Geneos ["Geneos"]

The end of life (EOL) date for this module is on 31 January, 2020.

Cluster Failure Cases

Open Access Client Disconnects

These could occur due to excessive subscriptions or number of clients. The underlying framework will automatically heal such errors, assuming the cluster node resource usage reduces sufficiently for this to occur.

To keep an eye on these, enable the clients view in Self-Monitoring and make sure that it has an entry for each client you expect.

Gateway Disconnects

The latest release of the Open Access nodes upgraded the EMF2 layer to include the same Data Quality algorithms as implemented in the gateway. This means that if the node is unable to keep up with the data being sent from the gateway, the gateway will be temporarily disconnected to allow the system to recover. Note that this only happens in extreme situations, for example the oldest message still to be processed being over a minute pending.

When such an event occurs, the status of the relevant row in the gateways view in Self-Monitoring will change to Error.

Cluster Split

If the internal communication between nodes in the cluster cannot be maintained, the cluster will split. In this situation, different nodes have different ideas about which other nodes are part of the cluster.

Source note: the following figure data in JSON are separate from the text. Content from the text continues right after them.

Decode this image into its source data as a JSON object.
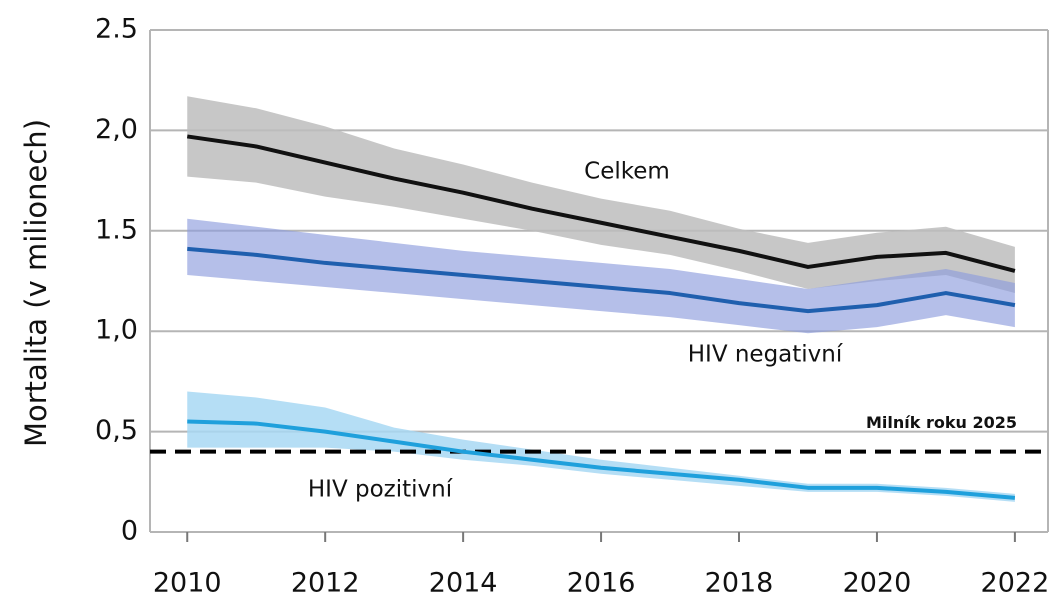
{
  "chart_data": {
    "type": "line",
    "y_label": "Mortalita (v milionech)",
    "x": [
      2010,
      2011,
      2012,
      2013,
      2014,
      2015,
      2016,
      2017,
      2018,
      2019,
      2020,
      2021,
      2022
    ],
    "xlim": [
      2009.46,
      2022.48
    ],
    "xticks": [
      2010,
      2012,
      2014,
      2016,
      2018,
      2020,
      2022
    ],
    "ylim": [
      0,
      2.5
    ],
    "yticks": [
      0,
      {
        "value": 0.5,
        "label": "0,5"
      },
      {
        "value": 1,
        "label": "1,0"
      },
      1.5,
      {
        "value": 2,
        "label": "2,0"
      },
      2.5
    ],
    "grid": true,
    "series": [
      {
        "name": "Celkem",
        "color": "#111111",
        "band_color": "#bdbdbd",
        "values": [
          1.97,
          1.92,
          1.84,
          1.76,
          1.69,
          1.61,
          1.54,
          1.47,
          1.4,
          1.32,
          1.37,
          1.39,
          1.3
        ],
        "lower": [
          1.77,
          1.74,
          1.67,
          1.62,
          1.56,
          1.5,
          1.43,
          1.38,
          1.3,
          1.21,
          1.25,
          1.28,
          1.19
        ],
        "upper": [
          2.17,
          2.11,
          2.02,
          1.91,
          1.83,
          1.74,
          1.66,
          1.6,
          1.51,
          1.44,
          1.49,
          1.52,
          1.42
        ]
      },
      {
        "name": "HIV negativní",
        "color": "#1f5fae",
        "band_color": "#8e9ddd",
        "values": [
          1.41,
          1.38,
          1.34,
          1.31,
          1.28,
          1.25,
          1.22,
          1.19,
          1.14,
          1.1,
          1.13,
          1.19,
          1.13
        ],
        "lower": [
          1.28,
          1.25,
          1.22,
          1.19,
          1.16,
          1.13,
          1.1,
          1.07,
          1.03,
          0.99,
          1.02,
          1.08,
          1.02
        ],
        "upper": [
          1.56,
          1.52,
          1.48,
          1.44,
          1.4,
          1.37,
          1.34,
          1.31,
          1.26,
          1.21,
          1.26,
          1.31,
          1.24
        ]
      },
      {
        "name": "HIV pozitivní",
        "color": "#1fa0dc",
        "band_color": "#a8d8f3",
        "values": [
          0.55,
          0.54,
          0.5,
          0.45,
          0.4,
          0.36,
          0.32,
          0.29,
          0.26,
          0.22,
          0.22,
          0.2,
          0.17
        ],
        "lower": [
          0.42,
          0.42,
          0.42,
          0.4,
          0.36,
          0.33,
          0.29,
          0.26,
          0.23,
          0.2,
          0.2,
          0.18,
          0.15
        ],
        "upper": [
          0.7,
          0.67,
          0.62,
          0.52,
          0.46,
          0.41,
          0.36,
          0.32,
          0.28,
          0.24,
          0.24,
          0.22,
          0.19
        ]
      }
    ],
    "milestone": {
      "label": "Milník roku 2025",
      "value": 0.4
    }
  }
}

Each part of the split cluster will be connected to all the gateways, so it may be difficult to perceive the problem purely from an Open Access client. Rather, look in Self-Monitoring under each cluster-nodes view and make sure that there are the same number of rows in each.

Once a node has been removed from the cluster, it cannot rejoin without being restarted.

Client connection points

Each client is started with a list of nodes to connect to. All queries submitted are shared across each cluster node but there is a natural overhead for the initial node, since messages from other nodes must be funnelled back through it.

If possible, consider spreading your clients across multiple nodes in the cluster.